“During this scene in the cathedral, the Archbishop Salviati, with a strong band of conspirators, attempted, as had been concerted, to seize the palace of the signiory and the persons of the magistrates. After filling the outer apartments with his followers, the archbishop obtained by his rank an easy admission to the presence of the gonfaloniere and priors who were sitting. But instead of immediately attacking them he hesitated; and his manner betrayed so much confusion, that the suspicion of the gonfaloniere being excited, he rushed from the hall and assembled the guards and servants of the palace. The doors were secured, and the conspirators were furiously assaulted by the magistrates and their attendants with such motley weapons and instruments as the furniture of the palace afforded. Dispersed and intimidated, they made but a feeble resistance, and were all either slaughtered on the spot, hurled from the windows, or made prisoners. Jacopo de’ Pazzi, followed by a troop of soldiery, attempted to succour them, after an abortive effort to excite the citizens to revolt by crying liberty through the streets. But the magistrates held the palace until numerous citizens came to their aid, and Jacopo, seeing that the game was lost, fled into the country.

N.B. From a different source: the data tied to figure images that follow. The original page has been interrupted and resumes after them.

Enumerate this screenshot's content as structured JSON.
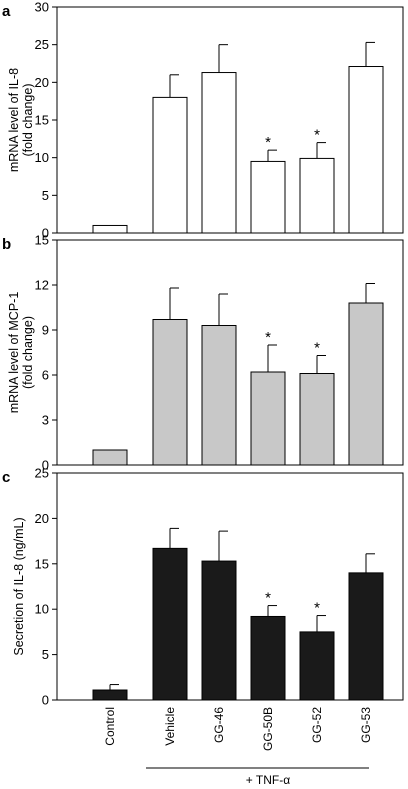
{
  "chart_data": [
    {
      "type": "bar",
      "panel_label": "a",
      "ylabel": [
        "mRNA level of IL-8",
        "(fold change)"
      ],
      "ylim": [
        0,
        30
      ],
      "yticks": [
        0,
        5,
        10,
        15,
        20,
        25,
        30
      ],
      "categories": [
        "Control",
        "Vehicle",
        "GG-46",
        "GG-50B",
        "GG-52",
        "GG-53"
      ],
      "values": [
        1.0,
        18.0,
        21.3,
        9.5,
        9.9,
        22.1
      ],
      "errors": [
        0,
        3.0,
        3.7,
        1.5,
        2.1,
        3.2
      ],
      "significant": [
        "",
        "",
        "",
        "*",
        "*",
        ""
      ],
      "bar_color": "#ffffff",
      "grid": false
    },
    {
      "type": "bar",
      "panel_label": "b",
      "ylabel": [
        "mRNA level of MCP-1",
        "(fold change)"
      ],
      "ylim": [
        0,
        15
      ],
      "yticks": [
        0,
        3,
        6,
        9,
        12,
        15
      ],
      "categories": [
        "Control",
        "Vehicle",
        "GG-46",
        "GG-50B",
        "GG-52",
        "GG-53"
      ],
      "values": [
        1.0,
        9.7,
        9.3,
        6.2,
        6.1,
        10.8
      ],
      "errors": [
        0,
        2.1,
        2.1,
        1.8,
        1.2,
        1.3
      ],
      "significant": [
        "",
        "",
        "",
        "*",
        "*",
        ""
      ],
      "bar_color": "#c8c8c8",
      "grid": false
    },
    {
      "type": "bar",
      "panel_label": "c",
      "ylabel": [
        "Secretion of IL-8 (ng/mL)"
      ],
      "ylim": [
        0,
        25
      ],
      "yticks": [
        0,
        5,
        10,
        15,
        20,
        25
      ],
      "categories": [
        "Control",
        "Vehicle",
        "GG-46",
        "GG-50B",
        "GG-52",
        "GG-53"
      ],
      "values": [
        1.1,
        16.7,
        15.3,
        9.2,
        7.5,
        14.0
      ],
      "errors": [
        0.6,
        2.2,
        3.3,
        1.2,
        1.8,
        2.1
      ],
      "significant": [
        "",
        "",
        "",
        "*",
        "*",
        ""
      ],
      "bar_color": "#1a1a1a",
      "grid": false
    }
  ],
  "x_categories": [
    "Control",
    "Vehicle",
    "GG-46",
    "GG-50B",
    "GG-52",
    "GG-53"
  ],
  "treatment_label": "+ TNF-α"
}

“The fate of most of the conspirators was not long delayed. The Archbishop Salviati was hanged from a window of the public palace, even in his prelatical robes. Francesco de’ Pazzi, who, exhausted by loss of blood from his self–inflicted wound, had been obliged to confine himself to his uncle’s house, was dragged from his bed, and suspended from the same place of execution. Jacopo himself, being discovered and arrested in the country by the peasantry, was brought into the city a few days afterwards, and similarly executed, with another of his nephews, whose knowledge of the conspiracy was his only crime, for he had refused to engage in it: and the whole of the devoted family of the Pazzi were condemned to exile, except Guglielmo, the brother–in–law of Lorenzo. The priests who had attacked Lorenzo, the condottiere Montesecco, and above seventy inferior persons besides, suffered death; and even Bernardo Bandini, though he escaped for a time to Constantinople, paid the forfeit of his crimes; for Lorenzo had sufficient interest with Mahomet II. to cause him to be seized and sent to Florence for execution. The young Cardinal Riario, rather an instrument than an accomplice in the conspiracy, was with difficulty saved by Lorenzo from being torn to pieces by the fury of the Florentine mob; but his attendants were mercilessly butchered by them.”
The conspiracy of the Pazzi strikingly displayed the absoluteness of the Medician dominion over the will and affections of the people of Florence. So far from shewing any disposition to join the Pazzi in revolt, the populace were filled with grief and fury at the murder of Giuliano, and at the peril in which Lorenzo had stood. They had flown to arms to defend the Medici: and they paraded Florence for whole days to commit every outrage upon the dead bodies of the conspirators which still defiled the streets. The cry of “Palle, Palle!” the armorial device of the Medici,[186] continually resounded through the city; and the memory of the tragedy wherein Giuliano had fallen, was always associated in the public mind with a deepened and affectionate interest for the safety of Lorenzo, and with an attachment to his person which lasted to his death.
We might perhaps search history in vain to find two families, whose fortunes, whose dispositions, and even whose tastes were so faithfully reflected in each other, as those of Pisistratus and Cosmo de’ Medici. If we consider the younger Medici as immediately succeeding to their grandfather (and the concession is not important, for in the interval no political changes occurred in Florence), the resemblance between their fortunes, so far as we have traced them, is perfect. The founders of either house, after similar reverses, established tyrannies in their native cities, and yet lived and died beloved and respected by their countrymen, and delivered their usurped sovereignty peaceably to their successors. These successors were in either case two brothers, who instead of running the usual course of jealousy and discord, exercised their joint power for years in harmony, and were at length separated by conspiracies which succeeded against the one, only to render more despotic the sway of the other. With respect to personal character, the resemblance between Pisistratus and Cosmo de’ Medici has been fully dwelt upon. That between the brothers their descendants is necessarily less completely made out, for we know very little of the political conduct of the two Athenians; but we may observe the same hereditary love of art and literature, the same absence of jealousy, and the same superiority of one brother over the other in the cultivation of learning. The resemblance of their histories, so far as we have traced that of the Medici, fails only in one respect: the death of Hipparchus was due to his own intemperance, the murder of Giuliano de’ Medici to the arbitrary measures of his brother.